L'étrange bombardement du 26 juillet 1942

 

1) Le quatrième bombardement de Saumur

 Les bombardements de Saumur sont si nombreux qu'il convient de les numéroter, même si l'on mélange des raids d'importance limitée avec des opérations de destruction massive. Le 1er bombardement aérien était allemand ; il remontait au 8 juin 1940 et avait détruit l'établissement Tézier. Le deuxième, du 13 juin suivant, toujours allemand, visait le pont de fer et l'avait raté, touchant surtout le bourg de Souzay. En troisième lieu, vient le grand bombardement de l'artillerie allemande des 19 et 20 juin ; il tue au moins huit Saumurois et cause d'énormes ravages immobiliers.
 Celui que nous présentons maintenant est plus modeste. Le 26 juillet 1942, entre 2 h 18 et 2 h 25, un avion unique, volant très haut, lâche deux bombes de forte puissance ; l'une tombe en Loire près du quai du Port-Cigongne ; l'autre pulvérise un immeuble situé 4 rue de la Marine, tue son occupant, André Robé, et endommage quatre maisons voisines, tout en blessant quelques personnes ( A.M.S., 5 H 36 et A.D.M.L., 87 W 41 ). Un courriel de février 2017 me raconte qu'une famille, les parents et leur petite fille, habitant au 3 bis rue de la Marine, ont reçu sur leur lit les volets projetés par la violence du souffle, mais que ces volets les ont protégés contre la chute postérieure de pierres et de gravats... La Défense passive n'ayant rien vu venir, aucune alerte n'avait été déclenchée.

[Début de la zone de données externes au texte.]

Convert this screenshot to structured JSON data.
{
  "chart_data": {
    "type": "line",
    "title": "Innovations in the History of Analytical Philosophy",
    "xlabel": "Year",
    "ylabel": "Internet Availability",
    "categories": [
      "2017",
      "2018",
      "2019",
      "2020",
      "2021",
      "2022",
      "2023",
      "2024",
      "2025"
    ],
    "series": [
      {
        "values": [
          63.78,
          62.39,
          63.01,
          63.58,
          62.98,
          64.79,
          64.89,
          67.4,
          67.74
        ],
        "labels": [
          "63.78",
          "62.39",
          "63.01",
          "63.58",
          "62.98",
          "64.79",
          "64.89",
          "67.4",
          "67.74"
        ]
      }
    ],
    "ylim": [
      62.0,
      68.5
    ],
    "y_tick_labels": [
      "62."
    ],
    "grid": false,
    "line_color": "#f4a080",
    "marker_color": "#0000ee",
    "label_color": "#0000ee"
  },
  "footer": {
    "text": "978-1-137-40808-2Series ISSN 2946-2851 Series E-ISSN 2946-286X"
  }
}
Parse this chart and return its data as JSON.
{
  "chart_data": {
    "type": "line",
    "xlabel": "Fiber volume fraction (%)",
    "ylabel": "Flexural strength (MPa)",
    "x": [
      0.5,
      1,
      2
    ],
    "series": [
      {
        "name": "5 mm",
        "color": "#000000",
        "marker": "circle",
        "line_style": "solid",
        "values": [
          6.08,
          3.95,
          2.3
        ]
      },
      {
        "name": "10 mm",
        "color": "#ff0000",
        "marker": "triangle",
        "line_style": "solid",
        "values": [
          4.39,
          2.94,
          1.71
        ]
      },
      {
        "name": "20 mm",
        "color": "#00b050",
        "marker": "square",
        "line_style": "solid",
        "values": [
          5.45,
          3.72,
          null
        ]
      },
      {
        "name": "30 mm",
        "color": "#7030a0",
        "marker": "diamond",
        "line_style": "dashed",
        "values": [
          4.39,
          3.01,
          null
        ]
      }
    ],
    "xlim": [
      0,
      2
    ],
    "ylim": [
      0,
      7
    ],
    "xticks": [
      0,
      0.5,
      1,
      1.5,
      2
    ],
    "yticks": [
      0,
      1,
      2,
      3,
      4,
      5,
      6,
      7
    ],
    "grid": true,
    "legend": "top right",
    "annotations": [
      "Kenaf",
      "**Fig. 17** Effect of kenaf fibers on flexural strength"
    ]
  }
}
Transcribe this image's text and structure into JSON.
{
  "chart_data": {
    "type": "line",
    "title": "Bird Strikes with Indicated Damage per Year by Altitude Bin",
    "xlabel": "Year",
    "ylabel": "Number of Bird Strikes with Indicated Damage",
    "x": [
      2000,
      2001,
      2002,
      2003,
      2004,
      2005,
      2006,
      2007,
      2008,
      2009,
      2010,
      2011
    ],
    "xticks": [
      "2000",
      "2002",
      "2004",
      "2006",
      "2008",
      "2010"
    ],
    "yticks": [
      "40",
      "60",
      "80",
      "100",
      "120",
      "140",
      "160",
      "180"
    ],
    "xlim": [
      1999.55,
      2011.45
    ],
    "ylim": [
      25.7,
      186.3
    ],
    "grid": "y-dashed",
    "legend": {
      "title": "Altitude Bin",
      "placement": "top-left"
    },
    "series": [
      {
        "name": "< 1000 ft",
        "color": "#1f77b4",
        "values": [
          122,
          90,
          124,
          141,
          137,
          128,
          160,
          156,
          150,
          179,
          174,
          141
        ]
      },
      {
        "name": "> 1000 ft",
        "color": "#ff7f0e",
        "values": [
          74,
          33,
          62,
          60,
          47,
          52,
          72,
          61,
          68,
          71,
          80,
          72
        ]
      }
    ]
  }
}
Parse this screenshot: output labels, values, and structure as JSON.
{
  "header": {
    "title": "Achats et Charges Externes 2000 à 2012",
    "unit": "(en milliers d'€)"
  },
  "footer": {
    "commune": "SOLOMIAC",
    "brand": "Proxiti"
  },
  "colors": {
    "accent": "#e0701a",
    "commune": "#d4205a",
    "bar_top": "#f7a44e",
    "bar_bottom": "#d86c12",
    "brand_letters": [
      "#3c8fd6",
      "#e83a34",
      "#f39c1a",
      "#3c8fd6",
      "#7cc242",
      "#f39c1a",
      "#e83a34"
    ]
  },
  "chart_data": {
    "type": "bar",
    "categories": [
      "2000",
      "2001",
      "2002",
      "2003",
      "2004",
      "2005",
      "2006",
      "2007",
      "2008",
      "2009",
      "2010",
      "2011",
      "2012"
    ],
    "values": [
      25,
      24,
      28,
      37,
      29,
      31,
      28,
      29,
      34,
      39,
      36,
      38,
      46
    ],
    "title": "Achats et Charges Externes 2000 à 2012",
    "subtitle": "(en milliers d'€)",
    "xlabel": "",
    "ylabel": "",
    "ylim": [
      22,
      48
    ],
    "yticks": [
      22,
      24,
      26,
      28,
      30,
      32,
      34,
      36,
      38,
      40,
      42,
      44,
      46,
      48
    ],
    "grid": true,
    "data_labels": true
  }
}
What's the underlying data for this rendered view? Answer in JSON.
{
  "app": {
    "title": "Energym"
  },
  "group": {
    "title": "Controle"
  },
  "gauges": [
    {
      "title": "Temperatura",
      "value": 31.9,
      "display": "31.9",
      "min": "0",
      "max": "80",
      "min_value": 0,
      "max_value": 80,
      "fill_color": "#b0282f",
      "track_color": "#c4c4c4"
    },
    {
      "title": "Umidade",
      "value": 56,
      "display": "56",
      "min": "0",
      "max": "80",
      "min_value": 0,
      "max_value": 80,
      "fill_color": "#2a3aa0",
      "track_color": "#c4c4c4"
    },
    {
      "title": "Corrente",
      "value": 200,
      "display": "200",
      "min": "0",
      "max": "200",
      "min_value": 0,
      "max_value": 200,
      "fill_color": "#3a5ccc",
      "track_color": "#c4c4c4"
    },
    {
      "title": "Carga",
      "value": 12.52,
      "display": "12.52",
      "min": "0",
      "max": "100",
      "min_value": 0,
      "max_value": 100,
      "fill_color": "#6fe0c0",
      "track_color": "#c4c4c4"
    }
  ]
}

2) Une exploitation politique

 Ce bombardement est aussitôt exploité à des fins de propagande. Le maire Drouart réunit une séance extraordinaire du Conseil municipal dès le 27 juillet ; il y déclare tout de go que ce forfait est l'oeuvre d'un avion anglais. « Le Conseil municipal, unanime, ... manifeste sa très vive indignation, ainsi que tous ses sentiments de réprobation devant de tels actes de sauvagerie, qui n'avaient même pas pour excuse des buts stratégiques » ( A.M.S., 1 D 45 ). Une minute de silence est observée en signe de deuil ; un crédit de 2 400 F est voté pour les frais d'obsèques de la victime.
 Le maire en fait des tonnes, mais cette exploitation anti-anglaise est mal coordonnée. Le Petit Courrier est totalement muet sur l'événement ; le 29 juillet, il évoque en termes vagues les obsèques d'André Robé, «  décédé accidentellement ». La désinformation est totale.

3) Les rumeurs

 En mars 1942, une flottille britannique avait attaqué la base sous-marine de Saint-Nazaire et depuis cette époque, les avions anglais bombardaient les usines de la banlieue parisienne. L'Anjou n'avait jamais été attaqué jusqu'ici, à l'exception de quelques mitraillages de voies ferrées. On comprend mal pourquoi les Britanniques s'en seraient pris au pont Cessart à cette époque, et par l'attaque d'un seul bombardier. René Marnot ( p. 121 ) énumère les rumeurs qui circulaient parmi la population. Cette nuit-là, le Soldatenheim de l'hôtel Budan avait fermé ses portes à 23 h, et non à 1 h du matin, selon son habitude. Les moteurs du bombardier faisaient un bruit qui correspondait plutôt à celui d'un Dornier, un bombardier moyen allemand. Le lendemain, les occupants viennent ramasser les éclatsde bombe avec une ardeur particulière.
 Les Saumurois les plus hostiles aux occupants affirment avec une certaine logique que ce bombardement est une machination organisée par les services allemands, afin de monter la population contre les Anglais. La rumeur s'enfle tellement qu'un avis de la Mairie paraît dans le Petit Courrier du 30 juillet : « A la suite des événements de ces jours derniers, les bruits les plus insensés sont mis en circulation et colportés avec complaisance au sujet de graves événements futurs, avec des dates à l'appui... Pour mettre fin à tous ces bobards insensés et dont la source est trop connue, le maire a donné des instructions pour que ces agents propagateurs soient poursuivis et traduits devant les tribunaux ».
 Ce communiqué constituait un rébus pour ceux qui ne disposaient d'aucune information extérieure. En cette période où l'on raconte n'importe quoi, où les certitudes se délitent, les bruits les plus extravagants sont rapidement amplifiés. L'allusion à des événements futurs concerne sans doute l'annonce d'un prochain débarquement. En tout cas, l'attaque fort claire du maire contre les milieux pro-anglais vient conforter la thèse de la machination.